The beginnings of Dada were not the beginnings of an art, but those of a disgust. Disgust with the magnificence of philosophers who for 3000 years have been explaining everything to us (what was the use?), disgust with the pretensions of those artists who were god's representatives on earth, disgust with passion, with real, morbid malice applied in cases where it isn't worth while, disgust with a new form of tyranny and restriction, which only accentuates men's instinct for domination instead of allaying it, disgust with all the catalogued categories, with the false prophets behind whom financial interests must be sought, with pride or with illness, disgust with people who separate good from evil, beauty from ugliness (for why is it more estimable to be red rather than green, left or right, tall or short?), disgust, finally, with the jesuitical dialectic that can explain everything and insert into people's poor brains oblique and obtuse ideas with neither roots nor base, all this by means of blinding artifices and the insinuating promises of charlatans.

Dada, after having again attracted the attention of the whole word to death, to its constant presence amongst us, works by destroying more and more, not in extent but in itself.

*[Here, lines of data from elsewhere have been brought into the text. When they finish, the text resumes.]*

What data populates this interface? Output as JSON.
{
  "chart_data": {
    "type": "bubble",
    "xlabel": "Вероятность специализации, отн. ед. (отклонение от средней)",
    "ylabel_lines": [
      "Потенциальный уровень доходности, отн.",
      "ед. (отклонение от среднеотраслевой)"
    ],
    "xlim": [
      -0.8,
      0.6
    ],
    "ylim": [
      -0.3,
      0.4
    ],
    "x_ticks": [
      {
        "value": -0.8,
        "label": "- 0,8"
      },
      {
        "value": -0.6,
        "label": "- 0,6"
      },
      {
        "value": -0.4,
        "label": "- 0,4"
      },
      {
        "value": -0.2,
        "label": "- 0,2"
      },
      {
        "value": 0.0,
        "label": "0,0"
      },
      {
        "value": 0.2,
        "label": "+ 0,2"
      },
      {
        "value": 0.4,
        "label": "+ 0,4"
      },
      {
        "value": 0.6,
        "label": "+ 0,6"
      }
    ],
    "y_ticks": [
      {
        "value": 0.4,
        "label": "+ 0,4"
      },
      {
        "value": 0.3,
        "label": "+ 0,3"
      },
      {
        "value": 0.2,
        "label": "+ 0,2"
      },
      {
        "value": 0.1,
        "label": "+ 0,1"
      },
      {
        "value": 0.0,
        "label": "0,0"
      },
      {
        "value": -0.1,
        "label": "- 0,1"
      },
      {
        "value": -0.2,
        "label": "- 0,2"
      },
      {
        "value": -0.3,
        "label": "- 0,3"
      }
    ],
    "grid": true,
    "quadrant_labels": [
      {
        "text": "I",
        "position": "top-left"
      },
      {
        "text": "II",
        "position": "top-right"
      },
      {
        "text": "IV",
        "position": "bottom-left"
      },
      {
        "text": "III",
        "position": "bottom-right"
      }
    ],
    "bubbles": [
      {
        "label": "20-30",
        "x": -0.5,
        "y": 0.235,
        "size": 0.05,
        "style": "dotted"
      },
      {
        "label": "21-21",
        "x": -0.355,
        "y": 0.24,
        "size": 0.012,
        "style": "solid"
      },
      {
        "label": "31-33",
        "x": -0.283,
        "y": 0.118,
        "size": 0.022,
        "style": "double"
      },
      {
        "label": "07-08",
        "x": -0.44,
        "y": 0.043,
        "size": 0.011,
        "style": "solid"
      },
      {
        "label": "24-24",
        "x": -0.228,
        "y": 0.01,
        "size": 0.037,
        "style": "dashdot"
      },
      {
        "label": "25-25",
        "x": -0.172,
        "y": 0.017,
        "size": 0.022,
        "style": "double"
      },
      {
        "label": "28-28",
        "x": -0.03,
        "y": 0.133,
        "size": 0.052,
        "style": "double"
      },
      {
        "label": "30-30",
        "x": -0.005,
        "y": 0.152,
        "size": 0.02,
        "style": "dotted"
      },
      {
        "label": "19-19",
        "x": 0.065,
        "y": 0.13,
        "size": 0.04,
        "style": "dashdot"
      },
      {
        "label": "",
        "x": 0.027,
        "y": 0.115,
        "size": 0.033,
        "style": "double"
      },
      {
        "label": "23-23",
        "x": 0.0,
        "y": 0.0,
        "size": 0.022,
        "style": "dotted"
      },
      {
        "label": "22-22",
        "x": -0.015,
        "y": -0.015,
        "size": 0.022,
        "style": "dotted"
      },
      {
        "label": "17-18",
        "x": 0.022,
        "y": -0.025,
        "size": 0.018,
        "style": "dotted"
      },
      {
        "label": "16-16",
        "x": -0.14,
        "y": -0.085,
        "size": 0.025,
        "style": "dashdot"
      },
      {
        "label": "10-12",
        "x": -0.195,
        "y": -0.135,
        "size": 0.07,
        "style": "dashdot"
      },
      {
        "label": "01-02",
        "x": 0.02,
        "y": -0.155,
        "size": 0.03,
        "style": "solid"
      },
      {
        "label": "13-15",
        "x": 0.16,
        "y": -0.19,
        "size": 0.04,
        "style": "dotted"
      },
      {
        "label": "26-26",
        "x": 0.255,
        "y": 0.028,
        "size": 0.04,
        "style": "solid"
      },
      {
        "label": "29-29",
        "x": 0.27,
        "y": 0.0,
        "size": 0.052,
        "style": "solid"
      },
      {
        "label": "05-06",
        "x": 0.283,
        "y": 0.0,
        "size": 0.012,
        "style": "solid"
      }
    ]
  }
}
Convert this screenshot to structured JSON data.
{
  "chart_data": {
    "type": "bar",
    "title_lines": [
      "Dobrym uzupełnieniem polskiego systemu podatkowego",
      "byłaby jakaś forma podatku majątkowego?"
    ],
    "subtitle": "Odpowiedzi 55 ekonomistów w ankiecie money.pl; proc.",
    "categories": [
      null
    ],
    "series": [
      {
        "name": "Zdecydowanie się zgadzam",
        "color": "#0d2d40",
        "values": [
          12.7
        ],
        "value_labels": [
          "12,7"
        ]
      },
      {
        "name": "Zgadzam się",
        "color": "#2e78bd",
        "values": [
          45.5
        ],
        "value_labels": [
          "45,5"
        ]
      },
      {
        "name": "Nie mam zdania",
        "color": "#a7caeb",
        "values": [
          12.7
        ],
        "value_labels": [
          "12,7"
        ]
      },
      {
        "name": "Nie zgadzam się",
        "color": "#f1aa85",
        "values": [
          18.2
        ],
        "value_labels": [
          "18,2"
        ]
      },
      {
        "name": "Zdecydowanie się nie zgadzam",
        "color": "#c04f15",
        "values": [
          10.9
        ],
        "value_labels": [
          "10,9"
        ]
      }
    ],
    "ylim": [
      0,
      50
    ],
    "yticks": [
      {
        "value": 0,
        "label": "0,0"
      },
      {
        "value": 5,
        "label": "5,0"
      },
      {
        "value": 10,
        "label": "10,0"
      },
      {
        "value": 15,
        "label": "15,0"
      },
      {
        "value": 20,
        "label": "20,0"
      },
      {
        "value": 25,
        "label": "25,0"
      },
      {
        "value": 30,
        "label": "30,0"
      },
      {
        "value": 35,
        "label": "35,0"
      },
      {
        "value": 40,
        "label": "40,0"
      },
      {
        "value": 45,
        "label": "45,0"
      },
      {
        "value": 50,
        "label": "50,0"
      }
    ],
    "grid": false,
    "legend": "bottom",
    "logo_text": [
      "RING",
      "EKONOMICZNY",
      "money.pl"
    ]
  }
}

Moreover it takes no pride in these disgusts, they bring it neither advantage nor profit. It doesn't even fight anymore because it knows that there is no point in doing so, that none of this is of any importance. What interests a dadaist is his own way of living. But here we are reaching the places reserved for the great secret.

Dada is a state of mind. That is why it is transformed according to races and events. Dada is applicable to everything, and yet it is nothing, it is the point where yes and no meet, not solemnly in the castles of human philosophies, but quite simple on street corners like dogs and grasshoppers.

Dada is as useless as everything else in life.

Dada has no pretensions, which is how life ought to be.

Perhaps you'll understand me better if I tell you that dada is a virgin microbe that insinuates itself with the insistence of air into all the spaces that reason hasn't been able to fill with words or conventions.